Formation and persistence of O6-ethylguanine in genomic and transgene DNA in liver and brain of lambda(lacZ) transgenic mice treated with N-ethyl-N-nitrosourea.

Abstract

LacZ transgenic mice are suitable for short-term mutagenicity studies in vivo. Mutagenicity in these mice is determined in the lacZ transgene. Since the lacZ gene is of bacterial origin the question has been raised whether DNA-adduct formation and repair in the transgene are comparable to those in total genomic DNA. Mice were treated with N-ethyl-N-nitrosourea (ENU) and killed at several time points following treatment. Some mice were pretreated with O6-benzylguanine to inactivate the repair protein O6-alkylguanine-DNA alkyltransferase (AGT).
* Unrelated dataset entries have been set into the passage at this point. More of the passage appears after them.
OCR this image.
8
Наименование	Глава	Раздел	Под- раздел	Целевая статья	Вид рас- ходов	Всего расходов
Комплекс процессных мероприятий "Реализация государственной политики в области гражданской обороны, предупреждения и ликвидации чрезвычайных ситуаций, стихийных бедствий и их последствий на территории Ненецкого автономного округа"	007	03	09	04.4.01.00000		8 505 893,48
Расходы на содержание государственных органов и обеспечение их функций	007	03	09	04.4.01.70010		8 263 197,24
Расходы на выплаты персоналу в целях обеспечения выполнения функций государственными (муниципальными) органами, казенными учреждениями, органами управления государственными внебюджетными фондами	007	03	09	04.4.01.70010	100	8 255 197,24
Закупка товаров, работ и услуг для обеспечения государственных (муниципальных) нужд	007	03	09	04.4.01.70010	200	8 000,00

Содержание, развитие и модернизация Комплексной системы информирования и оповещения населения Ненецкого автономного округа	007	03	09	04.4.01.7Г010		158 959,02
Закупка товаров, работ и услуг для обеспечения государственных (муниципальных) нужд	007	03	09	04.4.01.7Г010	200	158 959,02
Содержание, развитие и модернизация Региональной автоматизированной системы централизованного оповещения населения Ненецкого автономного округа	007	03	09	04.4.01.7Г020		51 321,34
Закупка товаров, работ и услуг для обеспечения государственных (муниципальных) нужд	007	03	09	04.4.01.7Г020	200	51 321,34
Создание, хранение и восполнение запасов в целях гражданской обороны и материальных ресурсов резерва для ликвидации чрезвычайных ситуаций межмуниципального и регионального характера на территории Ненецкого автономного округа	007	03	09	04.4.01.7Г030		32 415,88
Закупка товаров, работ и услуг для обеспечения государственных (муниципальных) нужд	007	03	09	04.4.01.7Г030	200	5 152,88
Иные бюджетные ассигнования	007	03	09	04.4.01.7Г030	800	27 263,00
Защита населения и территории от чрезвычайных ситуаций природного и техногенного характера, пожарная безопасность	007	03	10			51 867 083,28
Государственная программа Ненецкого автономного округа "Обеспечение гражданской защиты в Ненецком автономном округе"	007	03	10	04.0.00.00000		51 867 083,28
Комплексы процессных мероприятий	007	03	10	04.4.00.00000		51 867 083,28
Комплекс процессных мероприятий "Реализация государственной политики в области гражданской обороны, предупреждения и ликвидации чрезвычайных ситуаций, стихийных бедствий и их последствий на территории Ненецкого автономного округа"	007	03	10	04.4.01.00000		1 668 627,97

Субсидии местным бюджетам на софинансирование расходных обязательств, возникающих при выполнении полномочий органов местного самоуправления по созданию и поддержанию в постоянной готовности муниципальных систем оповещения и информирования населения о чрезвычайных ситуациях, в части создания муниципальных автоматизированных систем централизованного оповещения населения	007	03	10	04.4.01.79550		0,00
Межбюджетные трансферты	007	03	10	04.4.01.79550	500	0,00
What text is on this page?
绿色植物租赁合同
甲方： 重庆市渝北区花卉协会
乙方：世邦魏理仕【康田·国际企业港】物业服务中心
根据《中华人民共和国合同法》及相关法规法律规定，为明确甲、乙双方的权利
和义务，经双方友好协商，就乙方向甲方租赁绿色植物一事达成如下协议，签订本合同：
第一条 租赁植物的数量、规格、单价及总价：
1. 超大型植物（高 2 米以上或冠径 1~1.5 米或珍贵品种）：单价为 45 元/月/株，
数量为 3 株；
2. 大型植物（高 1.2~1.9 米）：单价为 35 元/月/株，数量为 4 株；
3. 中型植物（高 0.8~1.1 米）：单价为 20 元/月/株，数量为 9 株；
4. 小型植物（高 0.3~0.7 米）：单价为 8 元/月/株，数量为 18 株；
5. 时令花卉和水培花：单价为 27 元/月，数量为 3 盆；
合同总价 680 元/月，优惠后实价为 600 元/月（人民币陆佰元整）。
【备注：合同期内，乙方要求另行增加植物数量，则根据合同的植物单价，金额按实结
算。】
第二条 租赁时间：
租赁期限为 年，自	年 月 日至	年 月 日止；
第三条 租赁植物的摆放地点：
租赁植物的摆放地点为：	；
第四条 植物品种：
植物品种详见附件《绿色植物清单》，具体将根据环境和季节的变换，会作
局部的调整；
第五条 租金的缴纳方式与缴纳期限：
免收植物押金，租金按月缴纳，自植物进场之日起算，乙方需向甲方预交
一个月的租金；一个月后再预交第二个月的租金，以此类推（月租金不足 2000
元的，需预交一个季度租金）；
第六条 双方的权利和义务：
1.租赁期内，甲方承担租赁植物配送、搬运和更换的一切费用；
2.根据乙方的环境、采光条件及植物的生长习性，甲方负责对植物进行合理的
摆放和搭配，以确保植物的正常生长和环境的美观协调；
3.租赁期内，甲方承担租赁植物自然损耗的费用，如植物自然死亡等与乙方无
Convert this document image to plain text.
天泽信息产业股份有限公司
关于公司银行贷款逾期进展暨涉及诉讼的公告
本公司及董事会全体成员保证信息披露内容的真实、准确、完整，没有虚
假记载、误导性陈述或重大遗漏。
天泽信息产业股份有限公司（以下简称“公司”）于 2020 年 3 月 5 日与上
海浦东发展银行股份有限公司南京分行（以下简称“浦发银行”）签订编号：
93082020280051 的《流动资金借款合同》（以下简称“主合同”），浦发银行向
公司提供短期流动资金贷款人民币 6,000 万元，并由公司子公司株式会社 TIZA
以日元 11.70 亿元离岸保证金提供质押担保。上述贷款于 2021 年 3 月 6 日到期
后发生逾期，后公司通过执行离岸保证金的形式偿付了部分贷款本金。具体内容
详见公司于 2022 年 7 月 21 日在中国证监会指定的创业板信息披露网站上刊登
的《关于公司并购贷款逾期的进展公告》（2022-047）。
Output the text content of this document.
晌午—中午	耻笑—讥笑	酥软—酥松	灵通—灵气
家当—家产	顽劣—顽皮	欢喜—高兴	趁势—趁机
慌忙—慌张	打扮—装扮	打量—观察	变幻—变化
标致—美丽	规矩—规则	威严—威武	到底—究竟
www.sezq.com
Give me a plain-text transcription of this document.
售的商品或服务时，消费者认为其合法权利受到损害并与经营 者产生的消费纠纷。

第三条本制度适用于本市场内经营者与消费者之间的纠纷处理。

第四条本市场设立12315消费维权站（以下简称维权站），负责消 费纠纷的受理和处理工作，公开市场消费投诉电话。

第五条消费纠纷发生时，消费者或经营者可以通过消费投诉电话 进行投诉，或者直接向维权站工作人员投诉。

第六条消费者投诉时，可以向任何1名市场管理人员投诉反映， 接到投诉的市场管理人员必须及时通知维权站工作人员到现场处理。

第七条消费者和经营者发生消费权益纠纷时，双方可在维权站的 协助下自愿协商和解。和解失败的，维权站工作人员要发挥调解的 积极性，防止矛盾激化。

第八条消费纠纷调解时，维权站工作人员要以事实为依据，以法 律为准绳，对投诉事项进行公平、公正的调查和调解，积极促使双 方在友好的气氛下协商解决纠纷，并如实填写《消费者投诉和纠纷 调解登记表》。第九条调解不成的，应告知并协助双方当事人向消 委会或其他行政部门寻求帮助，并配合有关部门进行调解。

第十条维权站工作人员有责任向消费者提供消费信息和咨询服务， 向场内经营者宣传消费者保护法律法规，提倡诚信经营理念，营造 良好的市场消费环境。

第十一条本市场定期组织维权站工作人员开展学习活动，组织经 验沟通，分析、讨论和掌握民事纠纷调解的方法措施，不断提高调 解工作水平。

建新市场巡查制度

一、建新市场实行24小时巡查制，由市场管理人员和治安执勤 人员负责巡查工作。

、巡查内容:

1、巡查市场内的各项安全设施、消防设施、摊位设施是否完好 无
O6-ethylguanine (O6-EtG) was determined in lacZ in liver and brain by means of a monoclonal antibody-based immunoaffinity assay. In addition, O6-EtG and N7-ethylguanine (N7-EtG) were assayed in total genomic DNA of liver and brain with an immunoslotblot procedure. In liver, the initial O6-EtG level in total genomic DNA was 1.6 times that in lacZ. The extent of repair of O6-EtG during the first 1.5 h after treatment was 2.1 times that in lacZ. At later time points, O6-EtG repair was the same. N7-EtG repair in genomic DNA was evident. In contrast to the liver, little repair of O6-EtG in total genomic and lacZ DNA occurred in the brain while N7-EtG was repaired. No initial difference in O6-EtG levels were found in lacZ and genomic brain DNA. These findings indicate that in the liver, total genomic DNA is more accessible than lacZ to ENU and/or the AGT protein, during the first 1.5 h following treatment. Because the difference in O6-EtG levels in the transgene and genomic DNA in the liver is restricted to the first 1.5 h after treatment, while the fixation of mutations occurs at later time points, O6-EtG-induced mutagenesis most likely is also very similar in both types of DNA.